Closed norabelrose closed 1 year ago

norabelrose commented 1 year ago

This PR introduces three "modes" for ensembling the different credences output by a reporter for a single cluster or datapoint.

  1. none is no ensembling, or what we do right now.
  2. partial means we ensemble across contrast pairs, similar to what was done in the DLK paper. Specifically, the ensembled credence is pos - neg where pos is the credence on the positive pseudolabel and neg is the credence on the negative pseudolabel.
  3. full ensembles both across contrast pairs and across different prompt templates.

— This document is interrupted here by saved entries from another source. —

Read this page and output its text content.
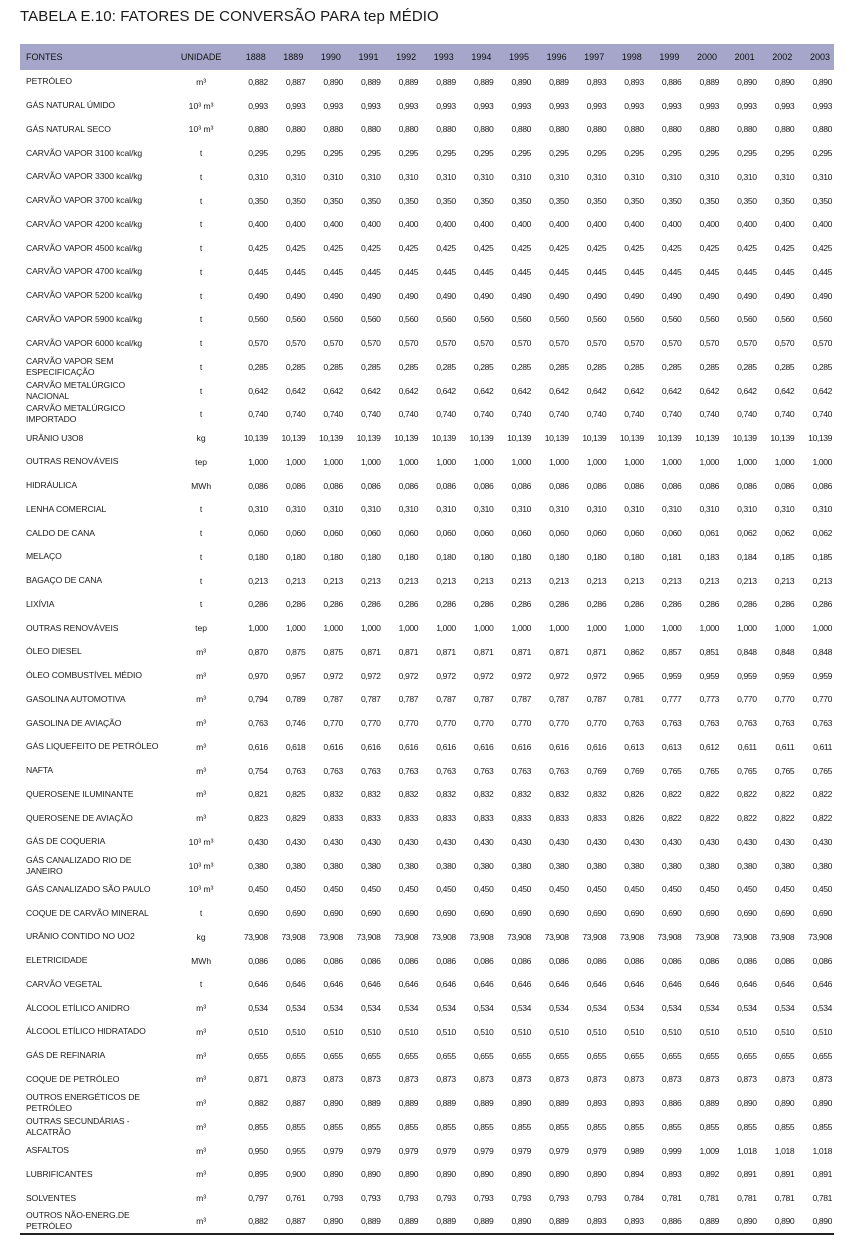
TABELA E.10: FATORES DE CONVERSÃO PARA tep MÉDIO
FONTES	UNIDADE	1888	1889	1990	1991	1992	1993	1994	1995	1996	1997	1998	1999	2000	2001	2002	2003
PETRÓLEO	m³	0,882	0,887	0,890	0,889	0,889	0,889	0,889	0,890	0,889	0,893	0,893	0,886	0,889	0,890	0,890	0,890
GÁS NATURAL ÚMIDO	10³ m³	0,993	0,993	0,993	0,993	0,993	0,993	0,993	0,993	0,993	0,993	0,993	0,993	0,993	0,993	0,993	0,993
GÁS NATURAL SECO	10³ m³	0,880	0,880	0,880	0,880	0,880	0,880	0,880	0,880	0,880	0,880	0,880	0,880	0,880	0,880	0,880	0,880
CARVÃO VAPOR 3100 kcal/kg	t	0,295	0,295	0,295	0,295	0,295	0,295	0,295	0,295	0,295	0,295	0,295	0,295	0,295	0,295	0,295	0,295
CARVÃO VAPOR 3300 kcal/kg	t	0,310	0,310	0,310	0,310	0,310	0,310	0,310	0,310	0,310	0,310	0,310	0,310	0,310	0,310	0,310	0,310
CARVÃO VAPOR 3700 kcal/kg	t	0,350	0,350	0,350	0,350	0,350	0,350	0,350	0,350	0,350	0,350	0,350	0,350	0,350	0,350	0,350	0,350
CARVÃO VAPOR 4200 kcal/kg	t	0,400	0,400	0,400	0,400	0,400	0,400	0,400	0,400	0,400	0,400	0,400	0,400	0,400	0,400	0,400	0,400
CARVÃO VAPOR 4500 kcal/kg	t	0,425	0,425	0,425	0,425	0,425	0,425	0,425	0,425	0,425	0,425	0,425	0,425	0,425	0,425	0,425	0,425
CARVÃO VAPOR 4700 kcal/kg	t	0,445	0,445	0,445	0,445	0,445	0,445	0,445	0,445	0,445	0,445	0,445	0,445	0,445	0,445	0,445	0,445
CARVÃO VAPOR 5200 kcal/kg	t	0,490	0,490	0,490	0,490	0,490	0,490	0,490	0,490	0,490	0,490	0,490	0,490	0,490	0,490	0,490	0,490
CARVÃO VAPOR 5900 kcal/kg	t	0,560	0,560	0,560	0,560	0,560	0,560	0,560	0,560	0,560	0,560	0,560	0,560	0,560	0,560	0,560	0,560
CARVÃO VAPOR 6000 kcal/kg	t	0,570	0,570	0,570	0,570	0,570	0,570	0,570	0,570	0,570	0,570	0,570	0,570	0,570	0,570	0,570	0,570
CARVÃO VAPOR SEM ESPECIFICAÇÃO	t	0,285	0,285	0,285	0,285	0,285	0,285	0,285	0,285	0,285	0,285	0,285	0,285	0,285	0,285	0,285	0,285
CARVÃO METALÚRGICO NACIONAL	t	0,642	0,642	0,642	0,642	0,642	0,642	0,642	0,642	0,642	0,642	0,642	0,642	0,642	0,642	0,642	0,642
CARVÃO METALÚRGICO IMPORTADO	t	0,740	0,740	0,740	0,740	0,740	0,740	0,740	0,740	0,740	0,740	0,740	0,740	0,740	0,740	0,740	0,740
URÂNIO U3O8	kg	10,139	10,139	10,139	10,139	10,139	10,139	10,139	10,139	10,139	10,139	10,139	10,139	10,139	10,139	10,139	10,139
OUTRAS RENOVÁVEIS	tep	1,000	1,000	1,000	1,000	1,000	1,000	1,000	1,000	1,000	1,000	1,000	1,000	1,000	1,000	1,000	1,000
HIDRÁULICA	MWh	0,086	0,086	0,086	0,086	0,086	0,086	0,086	0,086	0,086	0,086	0,086	0,086	0,086	0,086	0,086	0,086
LENHA COMERCIAL	t	0,310	0,310	0,310	0,310	0,310	0,310	0,310	0,310	0,310	0,310	0,310	0,310	0,310	0,310	0,310	0,310
CALDO DE CANA	t	0,060	0,060	0,060	0,060	0,060	0,060	0,060	0,060	0,060	0,060	0,060	0,060	0,061	0,062	0,062	0,062
MELAÇO	t	0,180	0,180	0,180	0,180	0,180	0,180	0,180	0,180	0,180	0,180	0,180	0,181	0,183	0,184	0,185	0,185
BAGAÇO DE CANA	t	0,213	0,213	0,213	0,213	0,213	0,213	0,213	0,213	0,213	0,213	0,213	0,213	0,213	0,213	0,213	0,213
LIXÍVIA	t	0,286	0,286	0,286	0,286	0,286	0,286	0,286	0,286	0,286	0,286	0,286	0,286	0,286	0,286	0,286	0,286
OUTRAS RENOVÁVEIS	tep	1,000	1,000	1,000	1,000	1,000	1,000	1,000	1,000	1,000	1,000	1,000	1,000	1,000	1,000	1,000	1,000
ÓLEO DIESEL	m³	0,870	0,875	0,875	0,871	0,871	0,871	0,871	0,871	0,871	0,871	0,862	0,857	0,851	0,848	0,848	0,848
ÓLEO COMBUSTÍVEL MÉDIO	m³	0,970	0,957	0,972	0,972	0,972	0,972	0,972	0,972	0,972	0,972	0,965	0,959	0,959	0,959	0,959	0,959
GASOLINA AUTOMOTIVA	m³	0,794	0,789	0,787	0,787	0,787	0,787	0,787	0,787	0,787	0,787	0,781	0,777	0,773	0,770	0,770	0,770
GASOLINA DE AVIAÇÃO	m³	0,763	0,746	0,770	0,770	0,770	0,770	0,770	0,770	0,770	0,770	0,763	0,763	0,763	0,763	0,763	0,763
GÁS LIQUEFEITO DE PETRÓLEO	m³	0,616	0,618	0,616	0,616	0,616	0,616	0,616	0,616	0,616	0,616	0,613	0,613	0,612	0,611	0,611	0,611
NAFTA	m³	0,754	0,763	0,763	0,763	0,763	0,763	0,763	0,763	0,763	0,769	0,769	0,765	0,765	0,765	0,765	0,765
QUEROSENE ILUMINANTE	m³	0,821	0,825	0,832	0,832	0,832	0,832	0,832	0,832	0,832	0,832	0,826	0,822	0,822	0,822	0,822	0,822
QUEROSENE DE AVIAÇÃO	m³	0,823	0,829	0,833	0,833	0,833	0,833	0,833	0,833	0,833	0,833	0,826	0,822	0,822	0,822	0,822	0,822
GÁS DE COQUERIA	10³ m³	0,430	0,430	0,430	0,430	0,430	0,430	0,430	0,430	0,430	0,430	0,430	0,430	0,430	0,430	0,430	0,430
GÁS CANALIZADO RIO DE JANEIRO	10³ m³	0,380	0,380	0,380	0,380	0,380	0,380	0,380	0,380	0,380	0,380	0,380	0,380	0,380	0,380	0,380	0,380
GÁS CANALIZADO SÃO PAULO	10³ m³	0,450	0,450	0,450	0,450	0,450	0,450	0,450	0,450	0,450	0,450	0,450	0,450	0,450	0,450	0,450	0,450
COQUE DE CARVÃO MINERAL	t	0,690	0,690	0,690	0,690	0,690	0,690	0,690	0,690	0,690	0,690	0,690	0,690	0,690	0,690	0,690	0,690
URÂNIO CONTIDO NO UO2	kg	73,908	73,908	73,908	73,908	73,908	73,908	73,908	73,908	73,908	73,908	73,908	73,908	73,908	73,908	73,908	73,908
ELETRICIDADE	MWh	0,086	0,086	0,086	0,086	0,086	0,086	0,086	0,086	0,086	0,086	0,086	0,086	0,086	0,086	0,086	0,086
CARVÃO VEGETAL	t	0,646	0,646	0,646	0,646	0,646	0,646	0,646	0,646	0,646	0,646	0,646	0,646	0,646	0,646	0,646	0,646
ÁLCOOL ETÍLICO ANIDRO	m³	0,534	0,534	0,534	0,534	0,534	0,534	0,534	0,534	0,534	0,534	0,534	0,534	0,534	0,534	0,534	0,534
ÁLCOOL ETÍLICO HIDRATADO	m³	0,510	0,510	0,510	0,510	0,510	0,510	0,510	0,510	0,510	0,510	0,510	0,510	0,510	0,510	0,510	0,510
GÁS DE REFINARIA	m³	0,655	0,655	0,655	0,655	0,655	0,655	0,655	0,655	0,655	0,655	0,655	0,655	0,655	0,655	0,655	0,655
COQUE DE PETRÓLEO	m³	0,871	0,873	0,873	0,873	0,873	0,873	0,873	0,873	0,873	0,873	0,873	0,873	0,873	0,873	0,873	0,873
OUTROS ENERGÉTICOS DE PETRÓLEO	m³	0,882	0,887	0,890	0,889	0,889	0,889	0,889	0,890	0,889	0,893	0,893	0,886	0,889	0,890	0,890	0,890
OUTRAS SECUNDÁRIAS - ALCATRÃO	m³	0,855	0,855	0,855	0,855	0,855	0,855	0,855	0,855	0,855	0,855	0,855	0,855	0,855	0,855	0,855	0,855
ASFALTOS	m³	0,950	0,955	0,979	0,979	0,979	0,979	0,979	0,979	0,979	0,979	0,989	0,999	1,009	1,018	1,018	1,018
LUBRIFICANTES	m³	0,895	0,900	0,890	0,890	0,890	0,890	0,890	0,890	0,890	0,890	0,894	0,893	0,892	0,891	0,891	0,891
SOLVENTES	m³	0,797	0,761	0,793	0,793	0,793	0,793	0,793	0,793	0,793	0,793	0,784	0,781	0,781	0,781	0,781	0,781
OUTROS NÃO-ENERG.DE PETRÓLEO	m³	0,882	0,887	0,890	0,889	0,889	0,889	0,889	0,890	0,889	0,893	0,893	0,886	0,889	0,890	0,890	0,890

Specifically, we take the average of the credences computed across all prompt templates and use that as the prediction for the cluster.

These are implemented as options on the evaluate_preds function. The elicit and eval commands log metrics for all 3 values.

It turns out this ensembling can matter quite a bit; full is often on the order of 10 percentage points higher AUROC / acc than none.

norabelrose commented 1 year ago

Looks great to me, as long as you are fine with the fact that the cal_acc computation still uses both the positive and negative questions even in the "None" ensembling method.

Ummm yeah I think that is expected behavior because the accuracy is supposed to be like "top 1 accuracy" for the question, not accuracy for classifying "Q? A" statements as true or false. So inherently you do need to include the credences for both pseudolabels.